Parmi les opérations exemplaires qui ont été menées, il faut citer l'île Rodrigues dans l'Océan indien, où l'on a interdit les bouteilles à usage unique avant même que la mesure ne figure dans la loi relative à la lutte contre le gaspillage et à l'économie circulaire (AGEC), et où la consigne pour réemploi a été généralisée, de sorte que la production de déchets a été considérablement réduite.

Il faut également saluer l'opération conduite sur l'île indonésienne Gili Trawangan, grâce à une forte coopération de l'industrie du tourisme, pour développer des actions de réduction de la production des déchets.
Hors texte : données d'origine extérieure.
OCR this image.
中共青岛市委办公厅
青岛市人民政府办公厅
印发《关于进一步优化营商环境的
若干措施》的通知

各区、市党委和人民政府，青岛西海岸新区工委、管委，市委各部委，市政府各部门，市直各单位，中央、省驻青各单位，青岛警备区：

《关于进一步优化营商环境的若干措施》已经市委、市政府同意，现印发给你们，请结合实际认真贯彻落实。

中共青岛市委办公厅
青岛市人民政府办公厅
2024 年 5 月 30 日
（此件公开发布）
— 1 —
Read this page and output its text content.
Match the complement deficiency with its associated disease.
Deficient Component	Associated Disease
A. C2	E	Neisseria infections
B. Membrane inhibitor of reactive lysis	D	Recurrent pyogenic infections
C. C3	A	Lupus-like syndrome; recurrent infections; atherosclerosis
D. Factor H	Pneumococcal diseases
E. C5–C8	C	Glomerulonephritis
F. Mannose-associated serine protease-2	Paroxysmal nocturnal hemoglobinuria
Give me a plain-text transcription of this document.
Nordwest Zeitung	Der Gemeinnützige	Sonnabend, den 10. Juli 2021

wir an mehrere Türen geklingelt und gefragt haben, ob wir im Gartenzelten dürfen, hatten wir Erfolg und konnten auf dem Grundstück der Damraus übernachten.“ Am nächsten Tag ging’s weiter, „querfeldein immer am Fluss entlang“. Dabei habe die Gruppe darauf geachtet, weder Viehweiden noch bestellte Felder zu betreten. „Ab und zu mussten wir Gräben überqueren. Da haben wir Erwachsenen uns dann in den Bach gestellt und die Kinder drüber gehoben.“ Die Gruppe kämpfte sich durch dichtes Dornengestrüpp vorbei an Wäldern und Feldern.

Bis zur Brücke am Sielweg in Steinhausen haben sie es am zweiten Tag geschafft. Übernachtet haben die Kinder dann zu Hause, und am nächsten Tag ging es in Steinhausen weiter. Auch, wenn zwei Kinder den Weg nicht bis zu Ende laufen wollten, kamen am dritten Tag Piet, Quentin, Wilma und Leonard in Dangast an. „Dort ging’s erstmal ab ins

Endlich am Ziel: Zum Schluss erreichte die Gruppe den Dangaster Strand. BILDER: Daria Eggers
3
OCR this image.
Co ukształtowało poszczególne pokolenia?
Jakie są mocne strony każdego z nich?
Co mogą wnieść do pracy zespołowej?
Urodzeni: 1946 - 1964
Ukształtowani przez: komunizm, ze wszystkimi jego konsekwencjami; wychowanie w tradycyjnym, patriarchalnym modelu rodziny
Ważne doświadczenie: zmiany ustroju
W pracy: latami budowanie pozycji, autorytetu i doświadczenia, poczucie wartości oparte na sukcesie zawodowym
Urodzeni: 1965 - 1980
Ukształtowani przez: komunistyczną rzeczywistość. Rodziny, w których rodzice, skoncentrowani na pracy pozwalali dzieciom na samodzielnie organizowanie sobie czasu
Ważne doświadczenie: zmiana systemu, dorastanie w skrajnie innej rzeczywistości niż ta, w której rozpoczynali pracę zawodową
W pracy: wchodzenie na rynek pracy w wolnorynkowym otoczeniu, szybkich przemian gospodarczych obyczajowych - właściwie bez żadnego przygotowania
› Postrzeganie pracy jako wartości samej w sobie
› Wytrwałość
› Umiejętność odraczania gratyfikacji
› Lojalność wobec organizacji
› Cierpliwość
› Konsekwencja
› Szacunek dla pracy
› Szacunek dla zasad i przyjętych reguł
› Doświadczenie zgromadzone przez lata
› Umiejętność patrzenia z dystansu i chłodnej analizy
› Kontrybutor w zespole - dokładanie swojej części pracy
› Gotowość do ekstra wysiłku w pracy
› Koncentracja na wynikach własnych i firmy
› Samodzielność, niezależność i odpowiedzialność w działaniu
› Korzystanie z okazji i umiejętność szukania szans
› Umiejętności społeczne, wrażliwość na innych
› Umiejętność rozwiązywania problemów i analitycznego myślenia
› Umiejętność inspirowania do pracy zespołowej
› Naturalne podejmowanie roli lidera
Le groupe local de Nouvelle-Calédonie considère Saint-Pierre-et-Miquelon comme un territoire exemplaire en matière d'action et de sensibilisation visant à réduire la production des déchets. La démarche très vertueuse qui s'y est développée a abouti à une prise de conscience de la part des entreprises et des associations, mais elle se heurte encore à un manque de moyens pour que des prestations d'accompagnement puissent être mises en place.